Författare: Clara Schumann.
The social structure of the Hallstatt Culture has been much debated with a focus on the problems of big man systems, chiefdoms, or heritable aristocracies, while the potential and limitations of the identification of status symbols and prestige goods have been neglected. Therefore, a definition of status / prestige is followed by thoughts on their recognisability [unusual optics / haptics / material, sumptuous production, symbolic content]. The areas of research are the Lower Altmühl Valley, the Northern Alps and alpine foothills of Western Austria, the Kalenderberg Culture of Eastern Austria, and the Dolenjsko Group in Slovenia that are clearly distinct as to their material basis [grave construction, weapons, waggons, bronze and glass vessels, gold, costume, horse gear, tools, diadem, sceptre, spindle whorls etc.] and their research potential and imply very different horizontal and vertical subdivisions of the communities. Princely burials are mainly differentiated by the regionally and chronologically divergent characteristics of negotiating prestige, e. g. by means of gold and import finds. The settlement systems show more differences with special dynamics and hierarchies in the NW-Hallstatt Circle.

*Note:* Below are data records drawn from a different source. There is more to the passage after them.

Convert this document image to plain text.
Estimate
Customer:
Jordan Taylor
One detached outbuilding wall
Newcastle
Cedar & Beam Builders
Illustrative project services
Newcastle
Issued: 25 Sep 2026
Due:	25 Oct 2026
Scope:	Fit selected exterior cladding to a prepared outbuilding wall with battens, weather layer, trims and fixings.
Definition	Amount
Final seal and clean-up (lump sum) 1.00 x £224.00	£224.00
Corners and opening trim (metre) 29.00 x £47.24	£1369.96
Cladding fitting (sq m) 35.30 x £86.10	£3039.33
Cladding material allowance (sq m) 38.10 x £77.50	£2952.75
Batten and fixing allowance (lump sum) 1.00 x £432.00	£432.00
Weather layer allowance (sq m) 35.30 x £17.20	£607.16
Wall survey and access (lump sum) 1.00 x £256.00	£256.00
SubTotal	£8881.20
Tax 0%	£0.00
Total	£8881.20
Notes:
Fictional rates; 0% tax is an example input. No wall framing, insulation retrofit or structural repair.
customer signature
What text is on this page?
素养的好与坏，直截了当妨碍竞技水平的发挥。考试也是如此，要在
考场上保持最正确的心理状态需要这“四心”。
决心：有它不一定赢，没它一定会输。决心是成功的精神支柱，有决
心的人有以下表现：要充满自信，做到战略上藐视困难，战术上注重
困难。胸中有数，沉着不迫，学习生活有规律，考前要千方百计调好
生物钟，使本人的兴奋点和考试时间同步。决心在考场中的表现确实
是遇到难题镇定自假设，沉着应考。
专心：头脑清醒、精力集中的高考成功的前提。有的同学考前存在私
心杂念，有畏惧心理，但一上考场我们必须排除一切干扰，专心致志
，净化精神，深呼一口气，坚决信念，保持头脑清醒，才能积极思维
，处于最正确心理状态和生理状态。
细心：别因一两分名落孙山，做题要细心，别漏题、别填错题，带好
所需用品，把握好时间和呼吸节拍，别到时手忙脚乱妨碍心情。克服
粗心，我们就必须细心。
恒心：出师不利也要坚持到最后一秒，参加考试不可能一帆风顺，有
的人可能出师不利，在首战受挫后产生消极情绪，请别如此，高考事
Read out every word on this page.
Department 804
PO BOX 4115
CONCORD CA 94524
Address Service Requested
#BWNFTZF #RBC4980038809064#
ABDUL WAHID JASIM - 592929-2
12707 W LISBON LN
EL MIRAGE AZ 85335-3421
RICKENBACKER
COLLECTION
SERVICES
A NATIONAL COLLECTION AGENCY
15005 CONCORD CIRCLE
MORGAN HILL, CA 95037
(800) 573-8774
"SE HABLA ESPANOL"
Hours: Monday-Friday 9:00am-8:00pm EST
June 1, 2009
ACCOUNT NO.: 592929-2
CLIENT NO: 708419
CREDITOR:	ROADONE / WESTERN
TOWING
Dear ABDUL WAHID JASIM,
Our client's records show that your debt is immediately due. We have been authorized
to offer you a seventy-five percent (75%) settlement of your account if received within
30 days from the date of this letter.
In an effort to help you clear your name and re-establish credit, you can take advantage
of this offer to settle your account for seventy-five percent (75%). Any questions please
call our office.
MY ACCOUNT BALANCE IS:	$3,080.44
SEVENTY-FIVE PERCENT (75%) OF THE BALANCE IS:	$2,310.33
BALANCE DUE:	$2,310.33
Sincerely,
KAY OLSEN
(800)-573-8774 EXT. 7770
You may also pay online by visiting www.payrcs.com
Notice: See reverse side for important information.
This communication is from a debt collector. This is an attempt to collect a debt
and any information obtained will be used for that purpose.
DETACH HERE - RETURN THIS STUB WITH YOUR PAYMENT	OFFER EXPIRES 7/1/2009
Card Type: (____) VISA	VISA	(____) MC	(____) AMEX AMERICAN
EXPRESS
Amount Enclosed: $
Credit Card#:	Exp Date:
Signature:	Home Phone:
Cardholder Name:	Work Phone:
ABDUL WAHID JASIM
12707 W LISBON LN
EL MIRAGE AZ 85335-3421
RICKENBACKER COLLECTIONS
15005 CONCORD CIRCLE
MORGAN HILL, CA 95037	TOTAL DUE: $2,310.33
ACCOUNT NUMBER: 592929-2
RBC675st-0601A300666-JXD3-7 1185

Eventually the excavation would yield 1,045 burials, although no settlement has yet been found. This may be covered by the later village, which has long occupied the whole narrow strip between the steep hillsides and the lake. Some 1,300 burials have been found, including around 2,000 individuals, with women and children but few infants. The community at Hallstatt was untypical of the wider, mainly agricultural, culture, as its booming economy exploited the salt mines in the area.
These had been worked from time to time since the Neolithic period, and in this period were extensively mined with a peak from the 8th to 5th centuries BC. In this period, people were cremated and buried in simple graves. Hallstatt C is characterized by the first appearance of iron swords mixed amongst the bronze ones. For the final phase, Hallstatt D, daggers, almost to the exclusion of swords, are found in western zone graves ranging from c. Major activity at the site appears to have finished about 500 BC, for reasons that are unclear.
Many Hallstatt graves were robbed, probably at this time. There was widespread disruption throughout the western Hallstatt zone, and the salt workings had by then become very deep. Much of the material from early excavations was dispersed, and is now found in many collections, especially German and Austrian museums, but the Hallstatt Museum in the town has the largest collection. It is probable that some if not all of this diffusion took place in a Celtic-speaking context. The Lepontic Celtic language inscriptions of the area show the language of the Golasecca culture was clearly Celtic making it probable that the 13th-century BC precursor language of at least the western Hallstatt was also Celtic or a precursor to it. Trade with Greece is attested by finds of Attic black-figure pottery in the elite graves of the late Hallstatt period.